Hematopoiesis occurs in the bone marrow, producing whole spectrum of blood cells to maintain homeostasis. In addition to light microscopy, chromosome analysis, and polymerase chain reaction, flow cytometry is a feasible, fast, and quantitative analysis method to examine hematological diseases. However, because the lack of sufficient specific cell markers, dyserythropoiesis diseases are not easy to be identified by flow cytometry.
Methods: Bone marrow samples from C57BL/B6 mice and one healthy donor were analyzed using traditional 2-marker (CD71 and glycophorin A) flow cytometry analysis. After cell sorting, gene expression of membrane proteins in early and late erythropoiesis precursors and in non-erythroid cells were characterized using microarray analysis.
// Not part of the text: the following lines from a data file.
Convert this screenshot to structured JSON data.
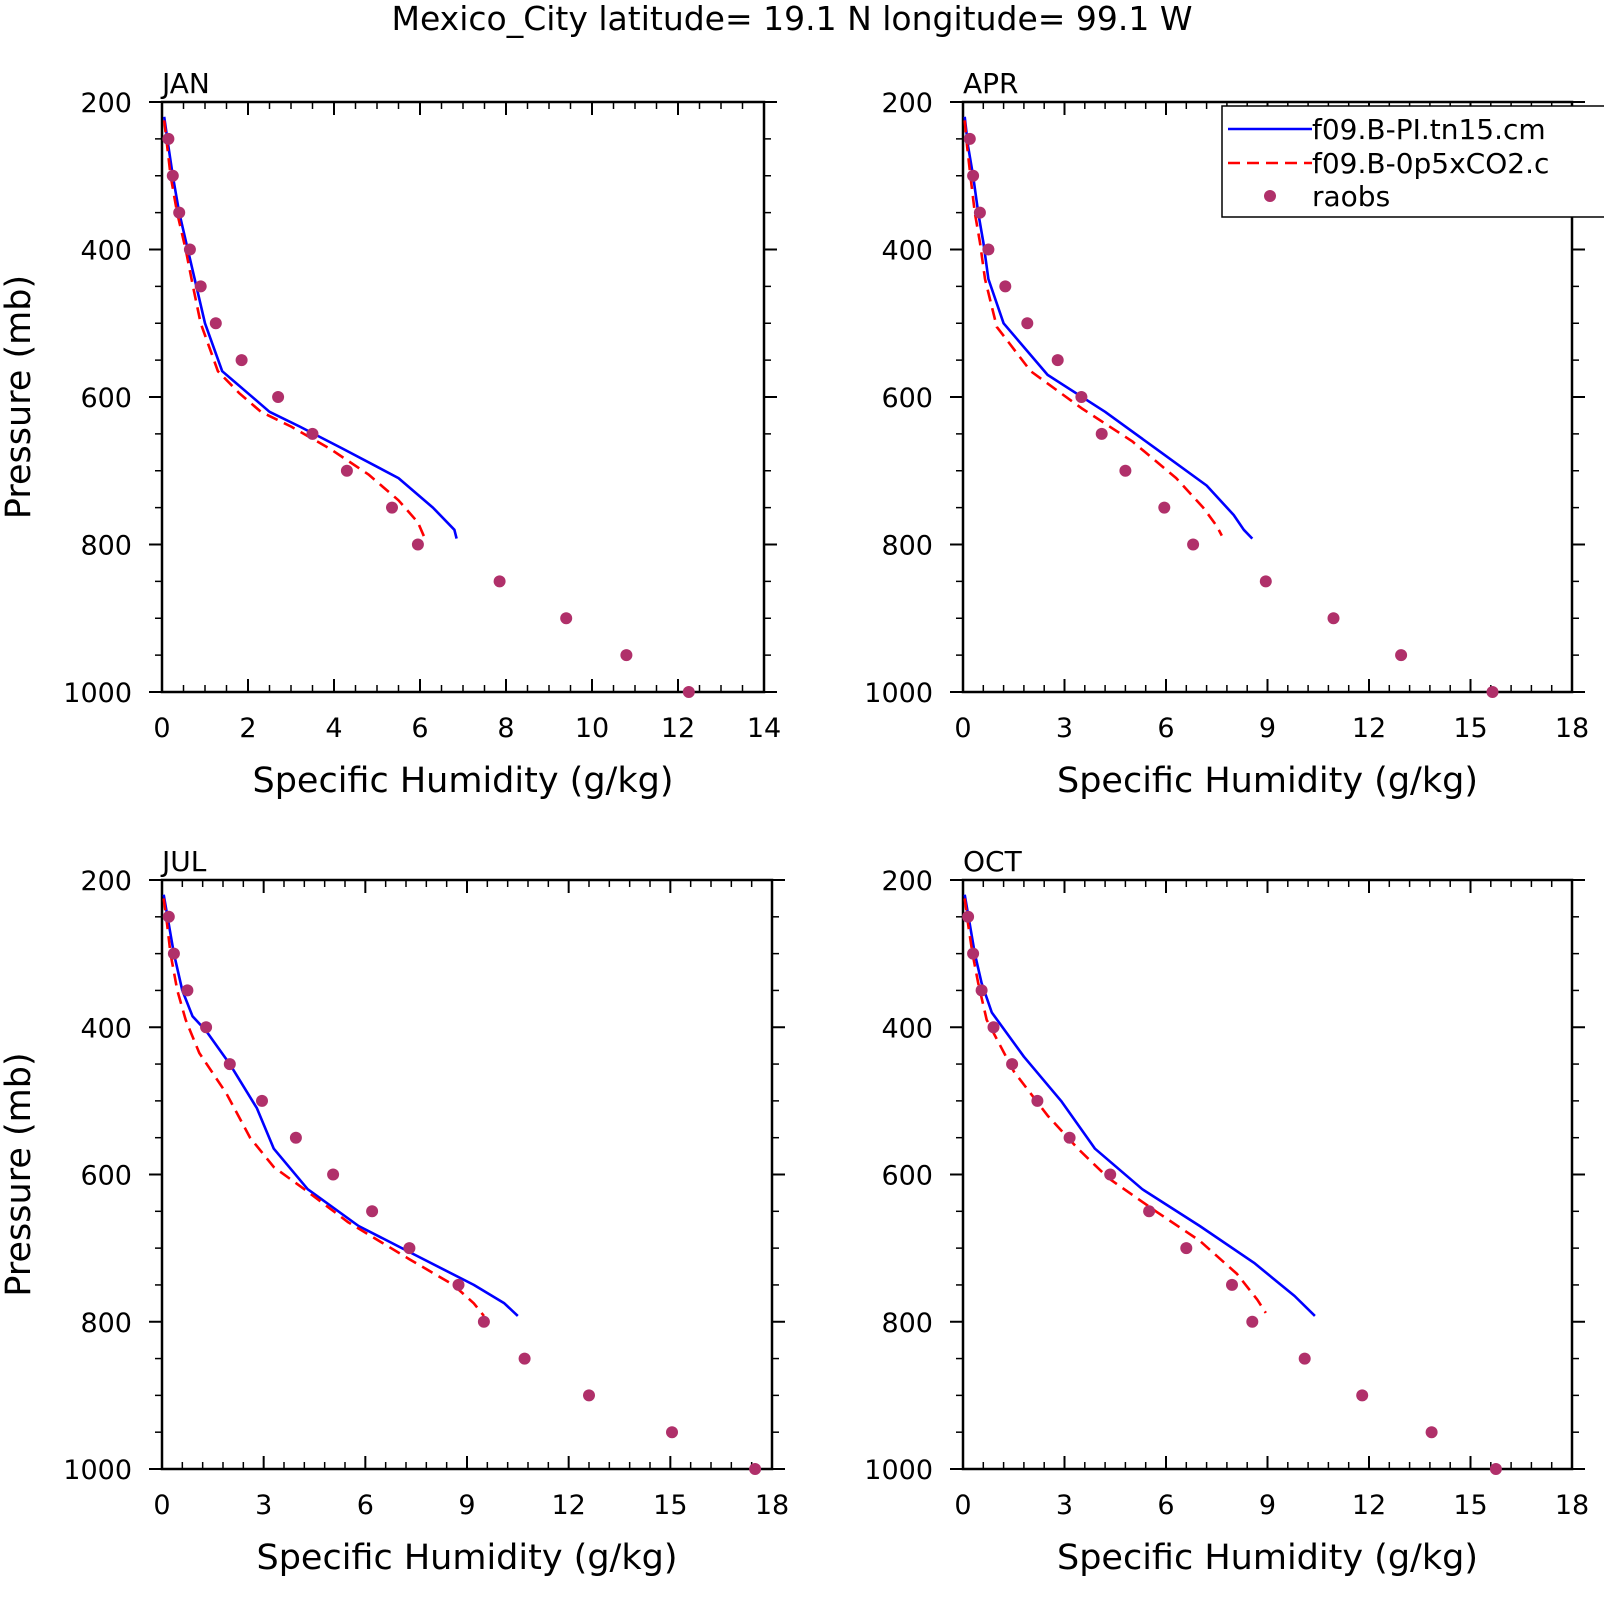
{
  "figure": {
    "title": "Mexico_City  latitude= 19.1 N longitude= 99.1 W",
    "legend_entries": [
      "f09.B-PI.tn15.cm",
      "f09.B-0p5xCO2.c",
      "raobs"
    ],
    "legend_full_names": [
      "f09.B-PI.tn15.cm",
      "f09.B-0p5xCO2.c",
      "raobs"
    ]
  },
  "colors": {
    "series_pi": "#0000ff",
    "series_co2": "#ff0000",
    "raobs": "#b0306a"
  },
  "chart_data": [
    {
      "type": "line",
      "panel": "JAN",
      "xlabel": "Specific Humidity (g/kg)",
      "ylabel": "Pressure (mb)",
      "xlim": [
        0,
        14
      ],
      "ylim": [
        200,
        1000
      ],
      "y_inverted": true,
      "xticks": [
        0,
        2,
        4,
        6,
        8,
        10,
        12,
        14
      ],
      "yticks": [
        200,
        400,
        600,
        800,
        1000
      ],
      "series": [
        {
          "name": "f09.B-PI.tn15.cm",
          "style": "solid",
          "points": [
            [
              0.05,
              220
            ],
            [
              0.15,
              260
            ],
            [
              0.25,
              300
            ],
            [
              0.4,
              350
            ],
            [
              0.6,
              400
            ],
            [
              0.8,
              450
            ],
            [
              1.0,
              500
            ],
            [
              1.4,
              565
            ],
            [
              2.0,
              595
            ],
            [
              2.5,
              620
            ],
            [
              3.2,
              640
            ],
            [
              4.2,
              670
            ],
            [
              5.5,
              710
            ],
            [
              6.3,
              750
            ],
            [
              6.8,
              780
            ],
            [
              6.85,
              792
            ]
          ]
        },
        {
          "name": "f09.B-0p5xCO2.c",
          "style": "dashed",
          "points": [
            [
              0.05,
              225
            ],
            [
              0.12,
              260
            ],
            [
              0.2,
              300
            ],
            [
              0.35,
              350
            ],
            [
              0.55,
              400
            ],
            [
              0.72,
              450
            ],
            [
              0.9,
              500
            ],
            [
              1.3,
              565
            ],
            [
              1.8,
              595
            ],
            [
              2.3,
              620
            ],
            [
              3.0,
              640
            ],
            [
              3.9,
              670
            ],
            [
              4.8,
              705
            ],
            [
              5.5,
              740
            ],
            [
              5.95,
              770
            ],
            [
              6.1,
              790
            ]
          ]
        }
      ],
      "raobs": [
        [
          0.15,
          250
        ],
        [
          0.25,
          300
        ],
        [
          0.4,
          350
        ],
        [
          0.65,
          400
        ],
        [
          0.9,
          450
        ],
        [
          1.25,
          500
        ],
        [
          1.85,
          550
        ],
        [
          2.7,
          600
        ],
        [
          3.5,
          650
        ],
        [
          4.3,
          700
        ],
        [
          5.35,
          750
        ],
        [
          5.95,
          800
        ],
        [
          7.85,
          850
        ],
        [
          9.4,
          900
        ],
        [
          10.8,
          950
        ],
        [
          12.25,
          1000
        ]
      ]
    },
    {
      "type": "line",
      "panel": "APR",
      "xlabel": "Specific Humidity (g/kg)",
      "ylabel": "",
      "xlim": [
        0,
        18
      ],
      "ylim": [
        200,
        1000
      ],
      "y_inverted": true,
      "xticks": [
        0,
        3,
        6,
        9,
        12,
        15,
        18
      ],
      "yticks": [
        200,
        400,
        600,
        800,
        1000
      ],
      "series": [
        {
          "name": "f09.B-PI.tn15.cm",
          "style": "solid",
          "points": [
            [
              0.05,
              220
            ],
            [
              0.15,
              260
            ],
            [
              0.3,
              300
            ],
            [
              0.45,
              350
            ],
            [
              0.6,
              390
            ],
            [
              0.75,
              440
            ],
            [
              1.2,
              500
            ],
            [
              2.5,
              570
            ],
            [
              4.2,
              620
            ],
            [
              5.7,
              670
            ],
            [
              7.2,
              720
            ],
            [
              8.0,
              760
            ],
            [
              8.3,
              780
            ],
            [
              8.55,
              792
            ]
          ]
        },
        {
          "name": "f09.B-0p5xCO2.c",
          "style": "dashed",
          "points": [
            [
              0.05,
              225
            ],
            [
              0.12,
              260
            ],
            [
              0.22,
              300
            ],
            [
              0.35,
              350
            ],
            [
              0.5,
              390
            ],
            [
              0.65,
              440
            ],
            [
              1.0,
              505
            ],
            [
              2.0,
              565
            ],
            [
              3.5,
              615
            ],
            [
              5.0,
              660
            ],
            [
              6.3,
              710
            ],
            [
              7.1,
              750
            ],
            [
              7.5,
              775
            ],
            [
              7.65,
              788
            ]
          ]
        }
      ],
      "raobs": [
        [
          0.2,
          250
        ],
        [
          0.3,
          300
        ],
        [
          0.5,
          350
        ],
        [
          0.75,
          400
        ],
        [
          1.25,
          450
        ],
        [
          1.9,
          500
        ],
        [
          2.8,
          550
        ],
        [
          3.5,
          600
        ],
        [
          4.1,
          650
        ],
        [
          4.8,
          700
        ],
        [
          5.95,
          750
        ],
        [
          6.8,
          800
        ],
        [
          8.95,
          850
        ],
        [
          10.95,
          900
        ],
        [
          12.95,
          950
        ],
        [
          15.65,
          1000
        ]
      ]
    },
    {
      "type": "line",
      "panel": "JUL",
      "xlabel": "Specific Humidity (g/kg)",
      "ylabel": "Pressure (mb)",
      "xlim": [
        0,
        18
      ],
      "ylim": [
        200,
        1000
      ],
      "y_inverted": true,
      "xticks": [
        0,
        3,
        6,
        9,
        12,
        15,
        18
      ],
      "yticks": [
        200,
        400,
        600,
        800,
        1000
      ],
      "series": [
        {
          "name": "f09.B-PI.tn15.cm",
          "style": "solid",
          "points": [
            [
              0.05,
              220
            ],
            [
              0.2,
              260
            ],
            [
              0.35,
              300
            ],
            [
              0.6,
              350
            ],
            [
              0.9,
              385
            ],
            [
              1.3,
              405
            ],
            [
              2.0,
              450
            ],
            [
              2.8,
              510
            ],
            [
              3.3,
              565
            ],
            [
              4.3,
              620
            ],
            [
              5.8,
              670
            ],
            [
              7.5,
              710
            ],
            [
              9.2,
              750
            ],
            [
              10.1,
              775
            ],
            [
              10.5,
              792
            ]
          ]
        },
        {
          "name": "f09.B-0p5xCO2.c",
          "style": "dashed",
          "points": [
            [
              0.05,
              225
            ],
            [
              0.15,
              260
            ],
            [
              0.25,
              300
            ],
            [
              0.45,
              350
            ],
            [
              0.7,
              390
            ],
            [
              1.1,
              435
            ],
            [
              1.9,
              490
            ],
            [
              2.6,
              550
            ],
            [
              3.3,
              590
            ],
            [
              4.2,
              620
            ],
            [
              5.5,
              665
            ],
            [
              7.3,
              715
            ],
            [
              8.6,
              750
            ],
            [
              9.2,
              775
            ],
            [
              9.5,
              792
            ]
          ]
        }
      ],
      "raobs": [
        [
          0.2,
          250
        ],
        [
          0.35,
          300
        ],
        [
          0.75,
          350
        ],
        [
          1.3,
          400
        ],
        [
          2.0,
          450
        ],
        [
          2.95,
          500
        ],
        [
          3.95,
          550
        ],
        [
          5.05,
          600
        ],
        [
          6.2,
          650
        ],
        [
          7.3,
          700
        ],
        [
          8.75,
          750
        ],
        [
          9.5,
          800
        ],
        [
          10.7,
          850
        ],
        [
          12.6,
          900
        ],
        [
          15.05,
          950
        ],
        [
          17.5,
          1000
        ]
      ]
    },
    {
      "type": "line",
      "panel": "OCT",
      "xlabel": "Specific Humidity (g/kg)",
      "ylabel": "",
      "xlim": [
        0,
        18
      ],
      "ylim": [
        200,
        1000
      ],
      "y_inverted": true,
      "xticks": [
        0,
        3,
        6,
        9,
        12,
        15,
        18
      ],
      "yticks": [
        200,
        400,
        600,
        800,
        1000
      ],
      "series": [
        {
          "name": "f09.B-PI.tn15.cm",
          "style": "solid",
          "points": [
            [
              0.05,
              220
            ],
            [
              0.2,
              260
            ],
            [
              0.35,
              300
            ],
            [
              0.55,
              340
            ],
            [
              0.85,
              380
            ],
            [
              1.8,
              440
            ],
            [
              2.9,
              500
            ],
            [
              3.9,
              565
            ],
            [
              5.3,
              620
            ],
            [
              7.0,
              670
            ],
            [
              8.6,
              720
            ],
            [
              9.8,
              765
            ],
            [
              10.4,
              792
            ]
          ]
        },
        {
          "name": "f09.B-0p5xCO2.c",
          "style": "dashed",
          "points": [
            [
              0.05,
              225
            ],
            [
              0.15,
              260
            ],
            [
              0.28,
              300
            ],
            [
              0.45,
              340
            ],
            [
              0.7,
              390
            ],
            [
              1.5,
              460
            ],
            [
              2.5,
              520
            ],
            [
              3.4,
              565
            ],
            [
              4.3,
              605
            ],
            [
              5.7,
              650
            ],
            [
              7.0,
              690
            ],
            [
              8.1,
              735
            ],
            [
              8.7,
              770
            ],
            [
              8.95,
              788
            ]
          ]
        }
      ],
      "raobs": [
        [
          0.15,
          250
        ],
        [
          0.3,
          300
        ],
        [
          0.55,
          350
        ],
        [
          0.9,
          400
        ],
        [
          1.45,
          450
        ],
        [
          2.2,
          500
        ],
        [
          3.15,
          550
        ],
        [
          4.35,
          600
        ],
        [
          5.5,
          650
        ],
        [
          6.6,
          700
        ],
        [
          7.95,
          750
        ],
        [
          8.55,
          800
        ],
        [
          10.1,
          850
        ],
        [
          11.8,
          900
        ],
        [
          13.85,
          950
        ],
        [
          15.75,
          1000
        ]
      ]
    }
  ]
}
Among characterized gene candidates, aquaporin 0 (AQP0) expresses as a surface protein in early and late stage erythropoiesis precursors and is not expressed on non-erythroid cells. In this present study, with assistant of AQP0 staining, we can define up to 5 stages of erythropoiesis in both mice and human bone marrow using flow cytometry. In addition, because patients with dyserythropoiesis generally displayed a reduced population of APQ0 high cells as compared to the normal subjects, analyses results also suggested that the levels of APQ0 high cells in the early erythropoiesis may serve as novel biomarker to distinguish normal versus dysregulated erythropoiesis.
AQP0 was successfully demonstrated as an erythroid differentiation marker. The expression levels of AQP0 are down-regulated in patients with dyserythropoiesis, implicating a critical and functional role of AQP0 in erythropoiesis. Accordingly, the levels of AQP0 high population in early erythroid precursor cells may serve as a reference parameter for diagnosing diseases associating with dyserythropoiesis.